Returning null here will cause things like DP to fall over. Returning 
the empty gap will allow everything to work like a dream. Trust me, my 
PhD examiners did in the end ;-)


> 
>> Could you explain what Qualitative means?
> 
> 
> Qualitative is defined in biojava.bio.program.phred package. In the case of
> PhredSequence it represents the quality score given by Phred or Phrap. there
> is just one method qualityAt().


I will check this out. Quality scores are the sort of thing that the 
integer alphabet is meant to be used for, so I will see how the phred 
API shapes up to how Thomas and I had envisioned data being represented. 
It is a corner of the library that I have never visited before.

> 
> What methods would the gapped interface contain? I would be happy to
> make GappedSymbolList an interface and add a SimpleGappedSymbolList.
> Perhaps that would make people mad. The idea of GappedSymbolList was
> that it wrapped another symbol list, adding the ability to view it with
> gaps. GappedSequence does the same for a Sequence instance, and takes
> care of projecting features from un-gapped to gapped coordinates. Both
> classes have (or should have) methods to fetch the underlying object
> being viewed. Perhaps the need for your gapped interface goes away if we
> have a generic 'View' interface, and code would walk down the decorating
> views untill they hit one that has the funcitonality they want. Grr.
> Sometimes I don't like OOP.
> 
> 
> The gapped interface would contain the methods in GappedSymbolList. I see
> that we now have GappedSequence which is what I am after. But we also have
> GappedPhrepSequence, which with the exception of the capitolization of
> method names could implement the gapped interface. I suspect that renaming
> GappedSymbolList would cause a bunch of headaches so a different name for
> the interface might be in order
> 

Again, I will take a look at GappedPhredSequence and see if it can't be 
refactored as a gapped view of a phred sequence. Do any phred users have 
views?

> I understand the forwarder stuff, but my real question is whether a listener
> should be given one changeEvent that encompasses all the predicted changes
> or let them all come as they will. In the later case, one change to the
> alignment could give many changes to the listeners so it could trigger
> multiple redraws of a window, instead of a single redraw when all the
> changes were finished.


In swing, the repainting is batched so that multiple requests to repaint 
a component will cause one repaint if they happen within a short space 
of time. Could you give me an example of an event cascade, or where one 
method causes many changes?


> I guess I also have a question about the ChangeEvent itself. Is it supposed
> to hold all the information necessary for the listener to replicate the
> changes??? In the simplest case the ChangeEvent can describe the changes
> that are going to be made, so a Listener could reflect those changes.
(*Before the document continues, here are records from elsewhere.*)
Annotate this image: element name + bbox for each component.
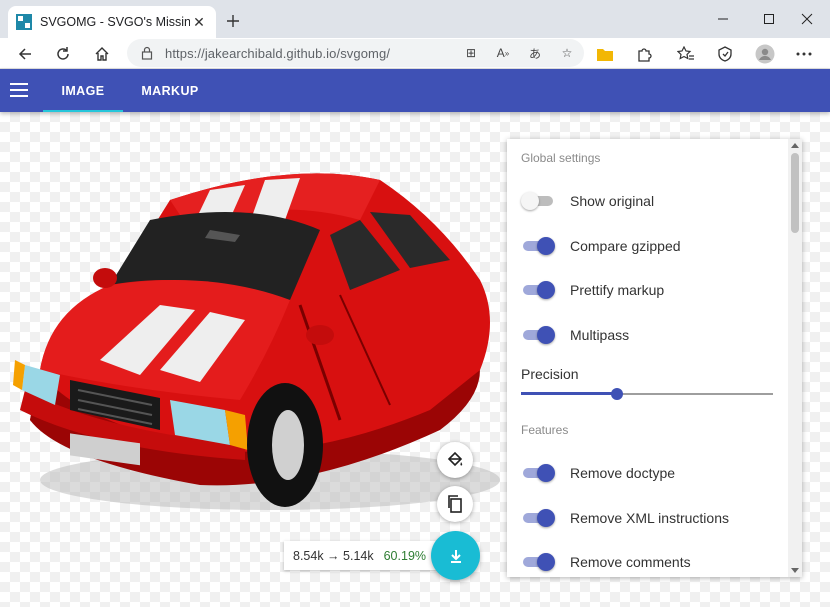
tab-markup-label: MARKUP [141,83,199,98]
toggle-remove-comments[interactable]: Remove comments [521,550,691,574]
size-comparison: 8.54k → 5.14k [293,548,374,563]
copy-icon [448,495,462,513]
scroll-down-icon[interactable] [791,568,799,573]
new-tab-icon[interactable] [222,10,244,32]
translate-icon[interactable]: あ [524,42,546,64]
toggle-label: Remove doctype [570,465,676,481]
precision-slider[interactable] [521,387,773,401]
tab-image-label: IMAGE [61,83,105,98]
toggle-label: Show original [570,193,655,209]
toggle-label: Remove comments [570,554,691,570]
minimize-icon[interactable] [700,6,746,32]
toggle-multipass[interactable]: Multipass [521,323,629,347]
toggle-label: Remove XML instructions [570,510,729,526]
switch-remove-xml-instructions[interactable] [521,509,555,527]
scrollbar-thumb[interactable] [791,153,799,233]
global-settings-title: Global settings [521,151,601,165]
toggle-compare-gzipped[interactable]: Compare gzipped [521,234,681,258]
switch-remove-comments[interactable] [521,553,555,571]
address-bar[interactable]: https://jakearchibald.github.io/svgomg/ … [127,39,584,67]
switch-show-original[interactable] [521,192,555,210]
add-favorite-icon[interactable]: ☆ [556,42,578,64]
savings-percent: 60.19% [383,548,427,563]
toggle-remove-doctype[interactable]: Remove doctype [521,461,675,485]
toggle-label: Prettify markup [570,282,665,298]
settings-panel: Global settings Show original Compare gz… [507,139,802,577]
view-background-toggle-button[interactable] [437,442,473,478]
tab-title: SVGOMG - SVGO's Missing GUI [40,15,190,29]
home-icon[interactable] [88,40,116,68]
app-available-icon[interactable]: ⊞ [460,42,482,64]
favorites-icon[interactable] [672,40,700,68]
browser-tab[interactable]: SVGOMG - SVGO's Missing GUI ✕ [8,6,216,38]
back-icon[interactable] [11,40,39,68]
url-text: https://jakearchibald.github.io/svgomg/ [165,45,391,61]
tab-image[interactable]: IMAGE [43,69,123,112]
refresh-icon[interactable] [49,40,77,68]
download-button[interactable] [431,531,480,580]
browser-essentials-icon[interactable] [711,40,739,68]
switch-compare-gzipped[interactable] [521,237,555,255]
more-options-icon[interactable] [790,40,818,68]
features-title: Features [521,423,569,437]
tab-markup[interactable]: MARKUP [130,69,210,112]
tab-close-icon[interactable]: ✕ [190,13,208,31]
lock-icon [141,46,153,60]
precision-slider-thumb[interactable] [611,388,623,400]
car-illustration-image [13,173,500,510]
switch-remove-doctype[interactable] [521,464,555,482]
browser-titlebar: SVGOMG - SVGO's Missing GUI ✕ [0,0,830,38]
paint-bucket-icon [447,451,463,467]
app-header: IMAGE MARKUP [0,69,830,112]
close-window-icon[interactable] [784,6,830,32]
hamburger-menu-icon[interactable] [10,79,34,101]
precision-label: Precision [521,366,579,382]
read-aloud-icon[interactable]: A» [492,42,514,64]
toggle-label: Multipass [570,327,630,343]
profile-avatar-icon[interactable] [751,40,779,68]
panel-scrollbar[interactable] [788,139,802,577]
download-icon [450,549,461,563]
copy-button[interactable] [437,486,473,522]
extension-folder-icon[interactable] [591,40,619,68]
browser-toolbar: https://jakearchibald.github.io/svgomg/ … [0,38,830,69]
switch-prettify-markup[interactable] [521,281,555,299]
toggle-show-original[interactable]: Show original [521,189,654,213]
switch-multipass[interactable] [521,326,555,344]
extensions-icon[interactable] [630,40,658,68]
toggle-remove-xml-instructions[interactable]: Remove XML instructions [521,506,729,530]
toggle-prettify-markup[interactable]: Prettify markup [521,278,664,302]
toggle-label: Compare gzipped [570,238,681,254]
svgomg-favicon-icon [16,14,32,30]
scroll-up-icon[interactable] [791,143,799,148]
size-results-box: 8.54k → 5.14k 60.19% [284,541,446,570]
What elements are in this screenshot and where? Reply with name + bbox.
But in
> the case of more complicated changes, it is impractial to try to explain all
> the changes to the listener, but rather it seems to me, the listeners should
> be alerted that changes are being made, they can Veto them if the wish but,
> after they receive the postChange, they should look back at the event source
> to see what has happened.



You can leave the change and previous properties null if you wish. This 
means that some unknown modification will take place. In the case of 
cascading changes, the new change event will refer back to the 
underlying cause, so doesn't need to have change or previous set. If you 
do provide change or previous property values, then they should reflect 
the change taking place.

The new changeable stuff actualy formalises this further so that the 
combination of a ChangeEvent and an instance of PropertyChanger is all 
that is needed to make the modification. This, combined with explicit 
publication of listeners and forwarders allows a utility method to 
compute what Thomas called a Markov-Blanket - a finite state machine 
graph of the event cascade and listeners that would be generated. This 
could be used to ensure that listeners are notified the minimum number 
of necisary times of updates, as well as working out dynamic units for 
transactions.

But, untill I get a shiney new PC to design this on, it will sit on a 
branch gathering dust (my laptop screen is so small you can't see a 
sensible amout of code at any one time).

Matthew